You can also use TLM to compute a confidence score for any response to a given prompt. The response does not need to come from TLM, and could be human-written. Simply pass a prompt response pair to the TLM and it will return a numerical score quantifying our confidence that this is a good response. 

```python
confidence_score = tlm.get_confidence_score(
	'<your prompt>', 
	response='<your response>'
)
```

## Questions

We’d love to hear any feedback you have, and as always, we’re available to answer any questions. The best place to ask is in our [Community Slack](https://cleanlab.ai/slack), or via email: [support@cleanlab.ai](mailto:support@cleanlab.ai)
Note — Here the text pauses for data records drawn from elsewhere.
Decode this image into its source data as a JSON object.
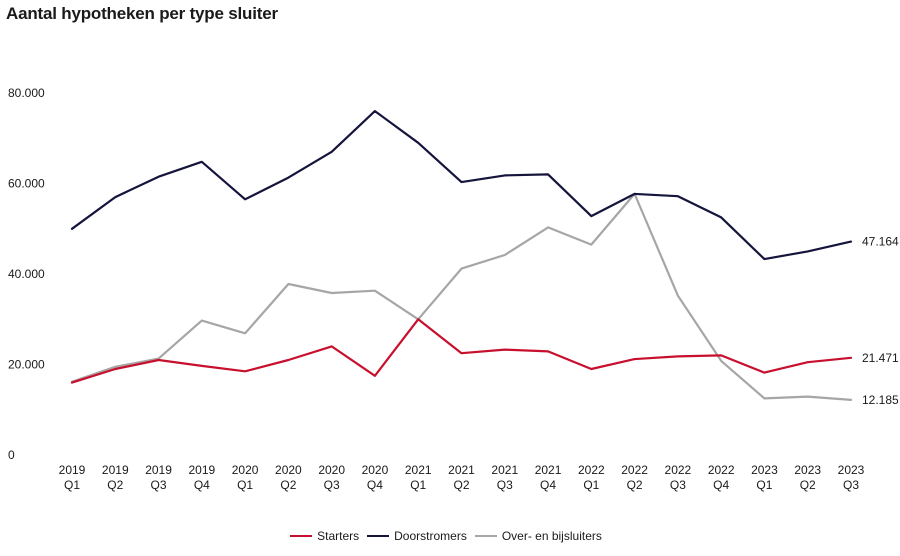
{
  "chart_data": {
    "type": "line",
    "title": "Aantal hypotheken per type sluiter",
    "xlabel": "",
    "ylabel": "",
    "ylim": [
      0,
      80000
    ],
    "yticks": [
      0,
      20000,
      40000,
      60000,
      80000
    ],
    "ytick_labels": [
      "0",
      "20.000",
      "40.000",
      "60.000",
      "80.000"
    ],
    "grid": false,
    "legend_position": "bottom-center",
    "categories": [
      [
        "2019",
        "Q1"
      ],
      [
        "2019",
        "Q2"
      ],
      [
        "2019",
        "Q3"
      ],
      [
        "2019",
        "Q4"
      ],
      [
        "2020",
        "Q1"
      ],
      [
        "2020",
        "Q2"
      ],
      [
        "2020",
        "Q3"
      ],
      [
        "2020",
        "Q4"
      ],
      [
        "2021",
        "Q1"
      ],
      [
        "2021",
        "Q2"
      ],
      [
        "2021",
        "Q3"
      ],
      [
        "2021",
        "Q4"
      ],
      [
        "2022",
        "Q1"
      ],
      [
        "2022",
        "Q2"
      ],
      [
        "2022",
        "Q3"
      ],
      [
        "2022",
        "Q4"
      ],
      [
        "2023",
        "Q1"
      ],
      [
        "2023",
        "Q2"
      ],
      [
        "2023",
        "Q3"
      ]
    ],
    "series": [
      {
        "name": "Starters",
        "color": "#c8102e",
        "values": [
          16000,
          19000,
          21000,
          19700,
          18500,
          21000,
          24000,
          17500,
          30000,
          22500,
          23300,
          22900,
          19000,
          21200,
          21800,
          22000,
          18200,
          20500,
          21471
        ],
        "end_label": "21.471"
      },
      {
        "name": "Doorstromers",
        "color": "#14143c",
        "values": [
          50000,
          57000,
          61500,
          64800,
          56500,
          61300,
          67000,
          76000,
          69000,
          60300,
          61800,
          62000,
          52800,
          57700,
          57200,
          52500,
          43300,
          45000,
          47164
        ],
        "end_label": "47.164"
      },
      {
        "name": "Over- en bijsluiters",
        "color": "#a6a6a6",
        "values": [
          16200,
          19500,
          21300,
          29700,
          26900,
          37800,
          35800,
          36300,
          30000,
          41200,
          44200,
          50300,
          46500,
          57700,
          35200,
          20800,
          12500,
          12900,
          12185
        ],
        "end_label": "12.185"
      }
    ]
  }
}
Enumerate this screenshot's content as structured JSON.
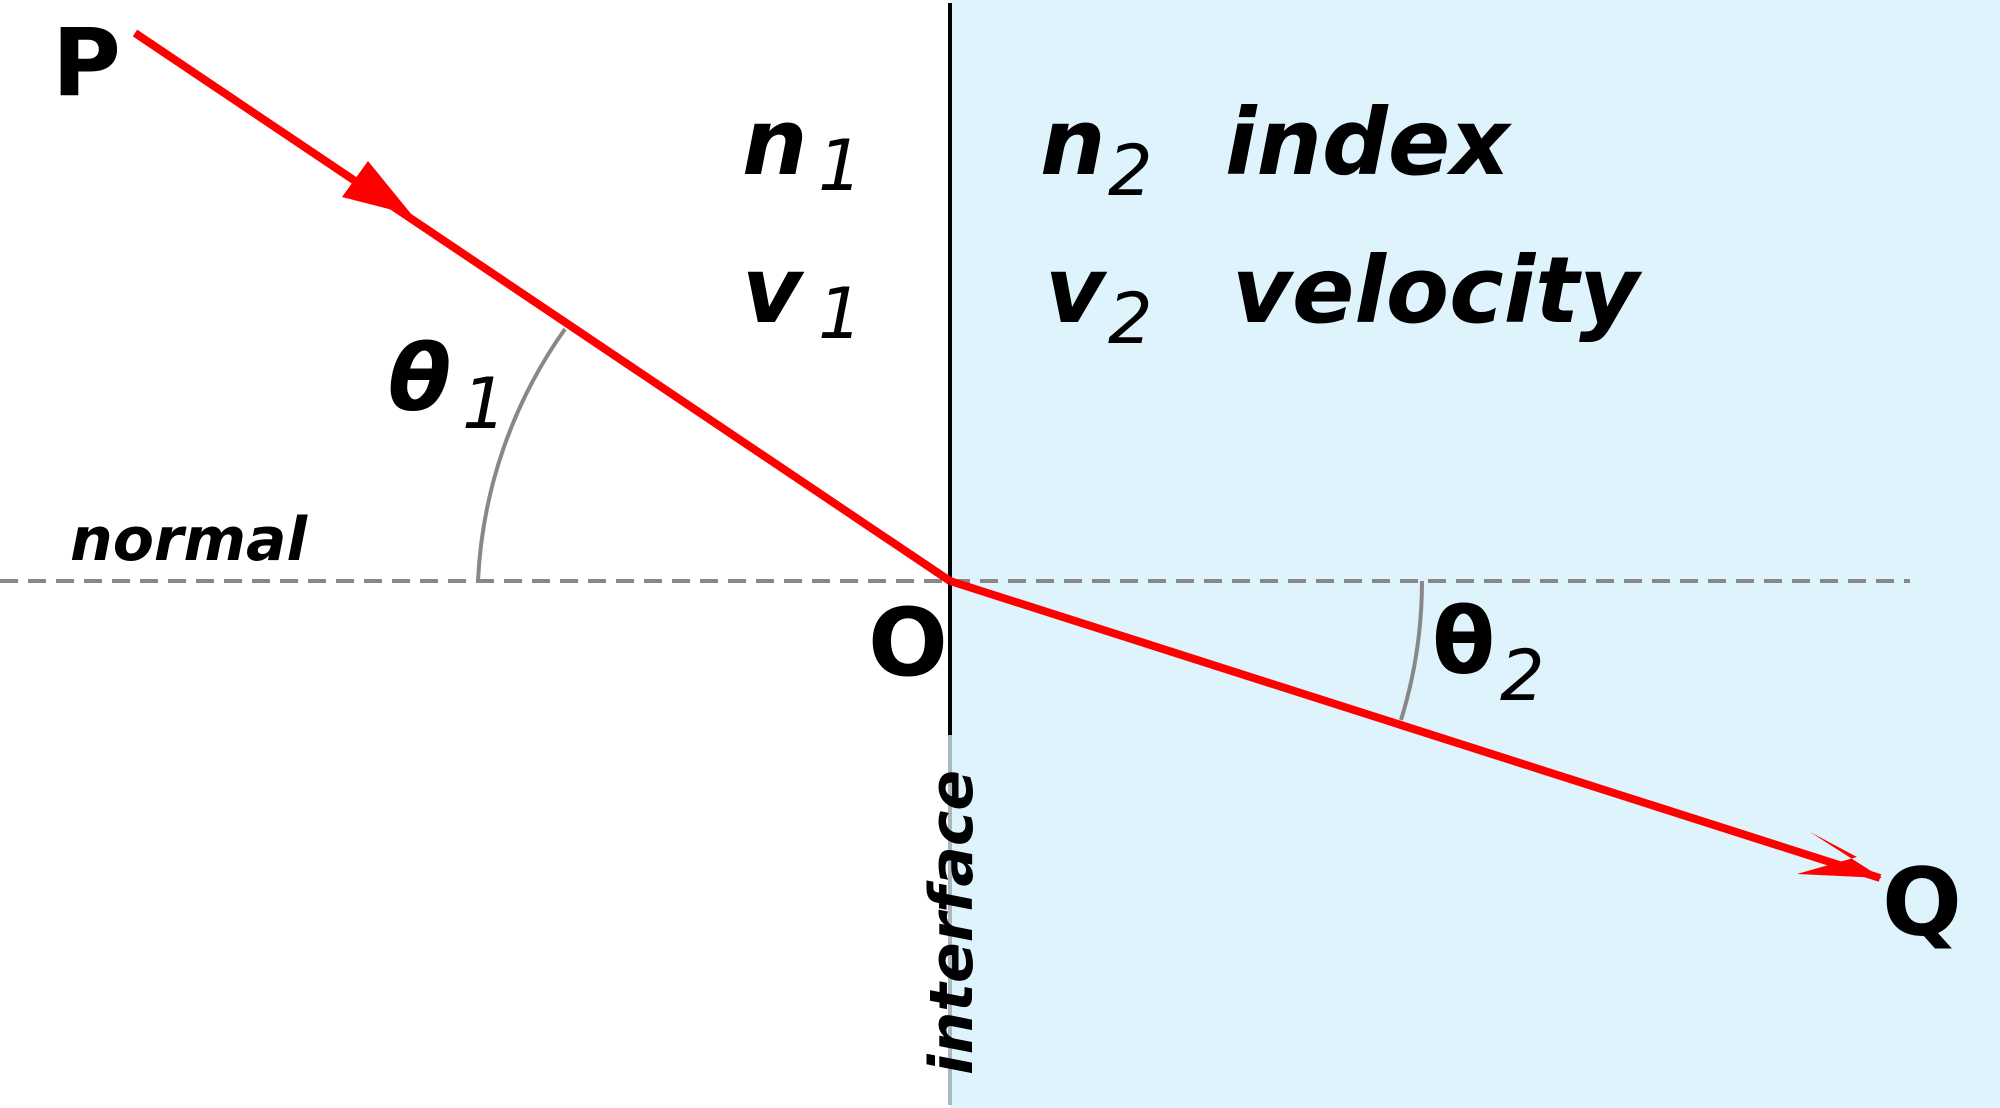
{
  "points": {
    "p": "P",
    "o": "O",
    "q": "Q"
  },
  "medium1": {
    "n_symbol": "n",
    "n_sub": "1",
    "v_symbol": "v",
    "v_sub": "1"
  },
  "medium2": {
    "n_symbol": "n",
    "n_sub": "2",
    "v_symbol": "v",
    "v_sub": "2"
  },
  "labels": {
    "index": "index",
    "velocity": "velocity",
    "normal": "normal",
    "interface": "interface"
  },
  "angles": {
    "theta1_symbol": "θ",
    "theta1_sub": "1",
    "theta2_symbol": "θ",
    "theta2_sub": "2"
  },
  "colors": {
    "ray": "#ff0000",
    "medium2_fill": "#dff3fc",
    "normal_line": "#888888",
    "angle_arc": "#888888",
    "interface_line": "#000000"
  }
}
**Note**: This beta version of TLM is not yet optimized for speed (or long contexts).  Focus mainly on the quality of the results you’re getting, and know that the inference latency (and context length) will be greatly improved shortly as we build out the supporting infrastructure.  This beta version does not yet support batching, so for now use a `for` loop to iterate over a dataset of many prompts. If getting results is taking really long, there may be too many TLM users hitting rate limits, in which case try: decreasing the `quality_preset`, shortening your prompt, or waiting until later to use it. We are increasing our infrastructure capacity to meet the surging beta demand.